While Panetta and Burgund want the viewers of their deepfake to interrogate the origins of the media they encounter, they don’t want the audience to be alarmed to the point of creating a zero-trust society.

“This is not about trying to scare people into not believing anything they see,” Panetta says, “because that is as problematic as the misinformation itself.”

Just like trust in media can be weaponized, distrust in media can be weaponized, too. 

As the exhibit points out, even the theoretical existence of deepfakes results in a “liar’s dividend,” where one can insinuate a real video is a deepfake to sow seeds of doubt.

In 2018, Gabonese President Ali Bongo Ondimba gave a New Year’s address after suffering a stroke and being out of the public eye as a result. His political rivals said that he looked unnatural and pushed the idea that the video was a deepfake. While experts agreed the video seemed off, no one could say for sure it was a deepfake or not, with some attributing the peculiarity of Bongo’s appearance to his poor health. A week later, citing the oddness of the video, his opponents attempted a coup but were unsuccessful. 
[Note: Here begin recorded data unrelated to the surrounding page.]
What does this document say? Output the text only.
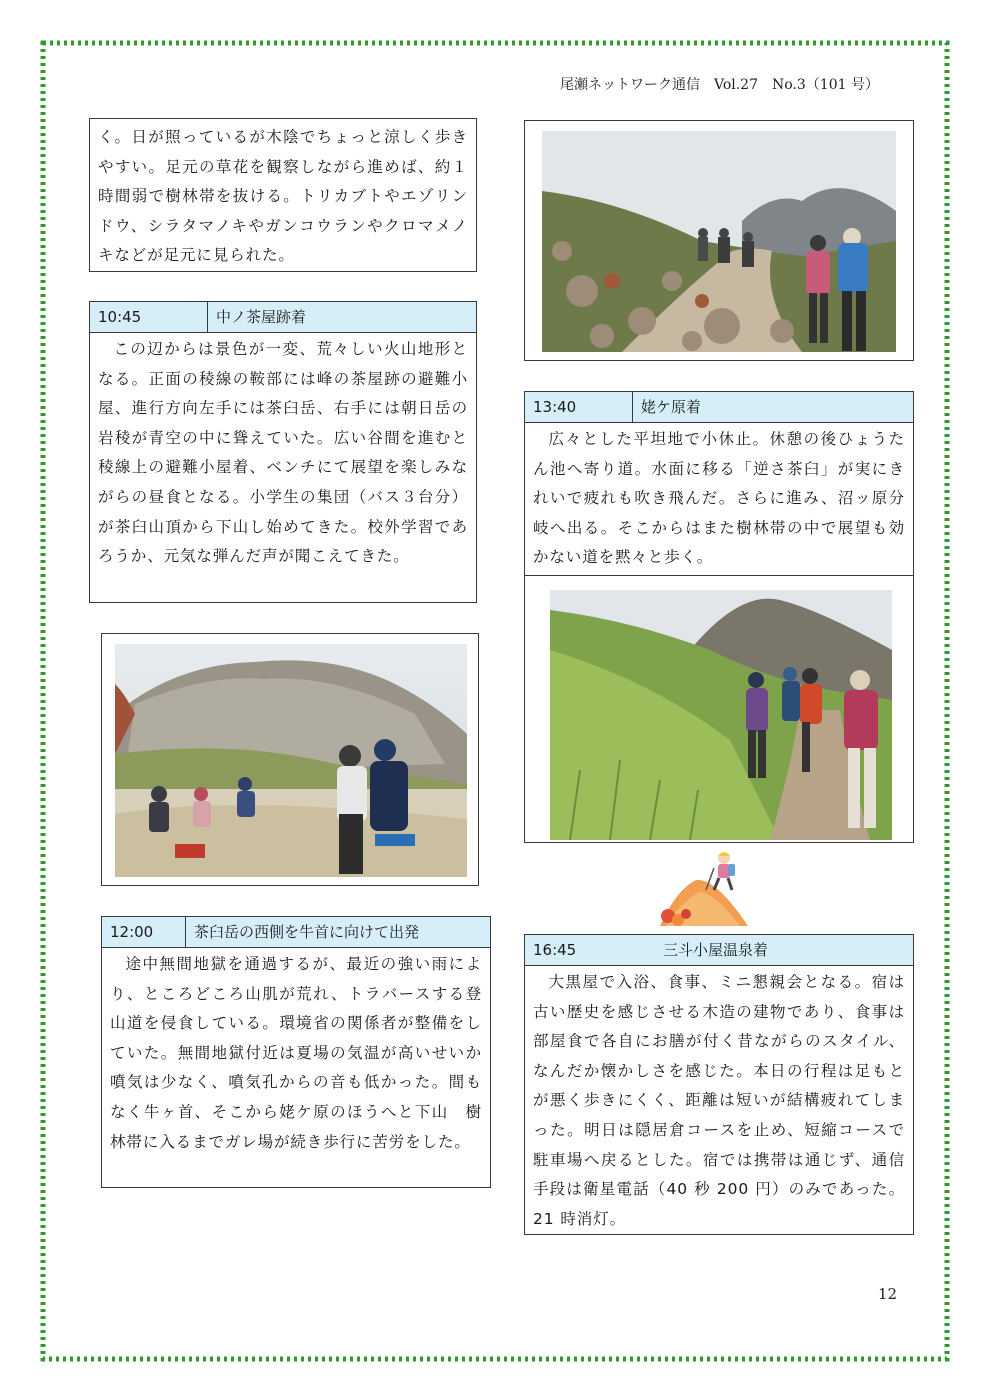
尾瀬ネットワーク通信　Vol.27　No.3（101 号）
く。日が照っているが木陰でちょっと涼しく歩きやすい。足元の草花を観察しながら進めば、約１時間弱で樹林帯を抜ける。トリカブトやエゾリンドウ、シラタマノキやガンコウランやクロマメノキなどが足元に見られた。
10:45	中ノ茶屋跡着
この辺からは景色が一変、荒々しい火山地形となる。正面の稜線の鞍部には峰の茶屋跡の避難小屋、進行方向左手には茶臼岳、右手には朝日岳の岩稜が青空の中に聳えていた。広い谷間を進むと稜線上の避難小屋着、ベンチにて展望を楽しみながらの昼食となる。小学生の集団（バス３台分）が茶臼山頂から下山し始めてきた。校外学習であろうか、元気な弾んだ声が聞こえてきた。
12:00	茶臼岳の西側を牛首に向けて出発
途中無間地獄を通過するが、最近の強い雨により、ところどころ山肌が荒れ、トラバースする登山道を侵食している。環境省の関係者が整備をしていた。無間地獄付近は夏場の気温が高いせいか噴気は少なく、噴気孔からの音も低かった。間もなく牛ヶ首、そこから姥ケ原のほうへと下山　樹林帯に入るまでガレ場が続き歩行に苦労をした。
13:40	姥ケ原着
広々とした平坦地で小休止。休憩の後ひょうたん池へ寄り道。水面に移る「逆さ茶臼」が実にきれいで疲れも吹き飛んだ。さらに進み、沼ッ原分岐へ出る。そこからはまた樹林帯の中で展望も効かない道を黙々と歩く。
16:45	三斗小屋温泉着
大黒屋で入浴、食事、ミニ懇親会となる。宿は古い歴史を感じさせる木造の建物であり、食事は部屋食で各自にお膳が付く昔ながらのスタイル、なんだか懐かしさを感じた。本日の行程は足もとが悪く歩きにくく、距離は短いが結構疲れてしまった。明日は隠居倉コースを止め、短縮コースで駐車場へ戻るとした。宿では携帯は通じず、通信手段は衛星電話（40 秒 200 円）のみであった。21 時消灯。
12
Wright says that he and his colleagues have started to see more of these cry-wolf situations in the political sphere than actual deepfakes circulating and causing damage. “There can be deepfakes, but they’re not that commonly used,” he says. “What you need to do is understand the source.”

For anyone who’s inundated with information while scrolling through social media and the news, it’s important to pause and question, “how did this information reach me? Who is disseminating this? And can I trust this source?” Doing that can determine whether a deepfake (or cheapfake) becomes potent misinformation or just another video on the internet.  

Deepfake: Unstable Evidence on Screen will be on display at the Museum of the Moving Image in Queens, New York through May 15, 2022.